Manzio hätte an dieser Stelle vermutlich gesagt, dass jeder Mensch Zeitreisen macht und dass allein das Sein stets eine Zeitreise ist. Aber ich war einfach überwältigt von dieser unmittelbaren Erfahrung.
Es waren die letzten Stunden der Nacht. Die Sonne kündigte sich bereits im Osten an. Ich setzte mich hinter einen Baucontainer, gefüllt mit Schutt und Sperrmüll. Ich wollte das Licht abwarten. Den Tag sehen. Mein langer Mantel wärmte nur bedingt, und ich begriff, dass fast jeder Knochen in meinem Körper wehtat. Gleichzeitig fühlte ich diese Mattigkeit in meinem Kopf. Ich war müde. Aber es war mehr als das. Ich war ausgebrannt. Vom Leben erschöpft. Chronisch krank. Alkoholiker. Suizidgefährdet. Mein Gehirn schien noch deutliche Restspuren dieses Gefühls zu bergen. Fragmente seiner Vergangenheit, die nicht immer so miserabel war. Sie verblassten, während meine eigenen Gedanken und Erfahrungen sie verdrängten. Die Seele des Mannes, der diesen Körper besaß, war nun frei. So wie er es sich gewünscht hatte, mit dem Kopf in einer Schlinge, gemacht aus einem Kabel. Doch ich verstand von diesen Dingen nun genug, um zu wissen, dass die Freiheit des Mannes keine echte war. Seine Seele jagte nun durch den Turm inmitten der Stadt der Spiegel - in Thanatopolis. Sie schlich durch Seitengassen, die an die Kindheit unzähliger vergangener Leben erinnerten, die vermutlich alle mit einem Selbstmord endeten. Wird er es irgendwann schaffen und diesen Kreislauf durchbrechen? Seine Chance wahrnehmen und den Schmerz akzeptieren?

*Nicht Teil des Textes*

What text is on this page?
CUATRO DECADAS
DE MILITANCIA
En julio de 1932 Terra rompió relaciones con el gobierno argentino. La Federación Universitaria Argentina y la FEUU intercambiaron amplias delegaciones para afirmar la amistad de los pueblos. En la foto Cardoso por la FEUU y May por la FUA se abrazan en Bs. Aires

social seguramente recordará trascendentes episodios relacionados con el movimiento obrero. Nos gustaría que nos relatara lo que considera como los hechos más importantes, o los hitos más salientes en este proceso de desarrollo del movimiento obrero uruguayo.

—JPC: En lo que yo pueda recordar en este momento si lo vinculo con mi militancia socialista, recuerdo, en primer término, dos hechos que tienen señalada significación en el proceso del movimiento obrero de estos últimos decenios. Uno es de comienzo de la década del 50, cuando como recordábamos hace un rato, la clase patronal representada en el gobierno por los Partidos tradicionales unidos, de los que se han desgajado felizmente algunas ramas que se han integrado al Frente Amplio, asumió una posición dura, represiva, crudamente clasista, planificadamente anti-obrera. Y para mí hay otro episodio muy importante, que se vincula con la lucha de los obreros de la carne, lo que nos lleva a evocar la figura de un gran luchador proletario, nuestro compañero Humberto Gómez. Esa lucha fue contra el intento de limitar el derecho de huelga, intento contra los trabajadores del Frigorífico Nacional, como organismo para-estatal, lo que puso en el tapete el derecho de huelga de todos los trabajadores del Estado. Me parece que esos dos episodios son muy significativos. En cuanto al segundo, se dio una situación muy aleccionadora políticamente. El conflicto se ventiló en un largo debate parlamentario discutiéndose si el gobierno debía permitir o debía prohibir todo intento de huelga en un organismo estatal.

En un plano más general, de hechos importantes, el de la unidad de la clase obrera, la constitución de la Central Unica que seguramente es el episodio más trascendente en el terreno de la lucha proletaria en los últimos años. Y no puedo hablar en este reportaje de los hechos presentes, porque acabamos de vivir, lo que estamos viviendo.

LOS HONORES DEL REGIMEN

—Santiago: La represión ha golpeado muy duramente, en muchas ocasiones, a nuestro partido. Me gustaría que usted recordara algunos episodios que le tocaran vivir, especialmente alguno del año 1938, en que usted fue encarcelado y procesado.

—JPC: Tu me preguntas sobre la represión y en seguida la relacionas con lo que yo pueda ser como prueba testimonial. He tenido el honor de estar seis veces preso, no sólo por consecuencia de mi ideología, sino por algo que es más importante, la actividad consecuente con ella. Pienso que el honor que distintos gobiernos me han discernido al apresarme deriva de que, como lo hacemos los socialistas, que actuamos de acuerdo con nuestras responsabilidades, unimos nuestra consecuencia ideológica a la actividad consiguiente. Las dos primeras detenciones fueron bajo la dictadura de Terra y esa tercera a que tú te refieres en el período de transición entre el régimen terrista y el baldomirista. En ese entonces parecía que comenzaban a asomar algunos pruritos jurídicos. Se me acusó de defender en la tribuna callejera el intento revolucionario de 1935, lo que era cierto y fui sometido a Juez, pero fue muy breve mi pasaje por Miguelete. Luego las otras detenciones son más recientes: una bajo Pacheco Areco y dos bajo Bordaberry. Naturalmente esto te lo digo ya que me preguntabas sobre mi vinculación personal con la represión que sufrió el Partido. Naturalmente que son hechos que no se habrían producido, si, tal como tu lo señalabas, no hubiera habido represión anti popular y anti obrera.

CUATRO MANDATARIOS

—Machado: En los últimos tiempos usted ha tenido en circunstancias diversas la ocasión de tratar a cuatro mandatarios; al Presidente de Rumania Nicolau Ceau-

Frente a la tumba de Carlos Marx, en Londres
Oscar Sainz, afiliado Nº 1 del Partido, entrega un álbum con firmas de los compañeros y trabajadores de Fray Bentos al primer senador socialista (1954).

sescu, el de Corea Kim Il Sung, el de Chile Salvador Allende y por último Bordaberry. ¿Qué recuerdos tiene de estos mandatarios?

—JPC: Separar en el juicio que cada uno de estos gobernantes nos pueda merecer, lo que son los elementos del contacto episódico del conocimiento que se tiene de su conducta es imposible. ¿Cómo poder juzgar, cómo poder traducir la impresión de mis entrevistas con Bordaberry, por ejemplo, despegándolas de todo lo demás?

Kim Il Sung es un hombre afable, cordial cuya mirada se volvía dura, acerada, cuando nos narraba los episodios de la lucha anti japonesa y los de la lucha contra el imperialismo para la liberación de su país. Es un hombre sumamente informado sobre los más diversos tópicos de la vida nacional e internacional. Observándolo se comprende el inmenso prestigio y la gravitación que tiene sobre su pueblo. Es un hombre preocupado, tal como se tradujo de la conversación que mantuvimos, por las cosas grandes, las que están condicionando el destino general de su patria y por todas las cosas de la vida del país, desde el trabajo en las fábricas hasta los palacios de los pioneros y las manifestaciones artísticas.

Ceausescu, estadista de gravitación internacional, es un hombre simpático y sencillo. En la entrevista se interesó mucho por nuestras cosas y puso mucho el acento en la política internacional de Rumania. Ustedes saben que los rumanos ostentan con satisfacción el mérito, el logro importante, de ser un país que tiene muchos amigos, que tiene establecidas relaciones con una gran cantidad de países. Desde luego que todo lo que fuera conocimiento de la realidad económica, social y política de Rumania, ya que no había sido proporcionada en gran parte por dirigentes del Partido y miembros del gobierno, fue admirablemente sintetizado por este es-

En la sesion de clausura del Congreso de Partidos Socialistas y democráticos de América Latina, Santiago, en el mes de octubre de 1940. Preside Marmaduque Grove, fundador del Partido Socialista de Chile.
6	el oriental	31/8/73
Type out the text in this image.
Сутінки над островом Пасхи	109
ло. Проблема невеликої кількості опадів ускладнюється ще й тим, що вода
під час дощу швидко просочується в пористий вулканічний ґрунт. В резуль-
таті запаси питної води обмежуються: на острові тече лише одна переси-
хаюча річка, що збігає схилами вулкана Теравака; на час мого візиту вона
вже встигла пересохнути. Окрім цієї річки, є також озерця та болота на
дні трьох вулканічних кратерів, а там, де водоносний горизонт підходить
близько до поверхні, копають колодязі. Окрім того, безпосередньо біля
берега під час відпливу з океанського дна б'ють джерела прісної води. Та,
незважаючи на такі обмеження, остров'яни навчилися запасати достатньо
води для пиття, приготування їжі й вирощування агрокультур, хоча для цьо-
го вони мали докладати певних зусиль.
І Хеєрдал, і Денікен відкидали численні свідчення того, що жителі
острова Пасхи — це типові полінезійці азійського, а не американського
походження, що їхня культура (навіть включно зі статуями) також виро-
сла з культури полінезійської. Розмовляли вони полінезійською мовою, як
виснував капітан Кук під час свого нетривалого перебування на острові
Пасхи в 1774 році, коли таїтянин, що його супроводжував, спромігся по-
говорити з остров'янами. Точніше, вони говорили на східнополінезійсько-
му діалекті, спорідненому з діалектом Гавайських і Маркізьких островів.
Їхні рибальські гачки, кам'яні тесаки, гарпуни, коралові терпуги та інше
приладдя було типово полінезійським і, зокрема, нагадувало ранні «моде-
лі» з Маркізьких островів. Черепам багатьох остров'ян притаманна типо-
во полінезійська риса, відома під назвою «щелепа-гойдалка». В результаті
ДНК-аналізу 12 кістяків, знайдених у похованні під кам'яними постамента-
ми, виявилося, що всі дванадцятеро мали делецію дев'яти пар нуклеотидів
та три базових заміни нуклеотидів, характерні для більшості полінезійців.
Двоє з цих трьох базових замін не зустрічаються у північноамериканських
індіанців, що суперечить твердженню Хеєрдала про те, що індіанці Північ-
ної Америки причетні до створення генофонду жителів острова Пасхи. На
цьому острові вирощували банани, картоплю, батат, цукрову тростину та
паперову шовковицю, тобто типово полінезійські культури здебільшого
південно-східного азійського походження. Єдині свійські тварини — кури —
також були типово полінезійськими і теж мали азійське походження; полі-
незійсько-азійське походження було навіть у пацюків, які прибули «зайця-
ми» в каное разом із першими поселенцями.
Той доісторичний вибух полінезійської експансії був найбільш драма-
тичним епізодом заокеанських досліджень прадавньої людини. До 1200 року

Nun besaß ich eine Menge Hypotheken, die ich von ihm erbte. Vermutlich ein gerechter Preis für die Sekunden seines Schicksal, die ich ihm stahl. Doch ich war nicht darauf vorbereitet, soviel aus der Vergangenheit des Wirts in mich aufzunehmen. Bruchstücke seiner Erinnerungen. Seine Empfindungen. Seine miserable Körperlichkeit. War ich im Stande sie zu akzeptieren? Wäre es nicht eine allzu bequeme Flucht, wieder mit Lichtmanns Hilfe durch die Stadt der Toten zu gehen, um lieber einen lässigeren Körper zu beschlagnahmen? Meine Gedanken kreisten und lösten sich langsam auf. Den Sonnenaufgang sah ich nicht mehr. Ich schlief dort in der Ecke hinter dem Stahlcontainer erschöpft ein.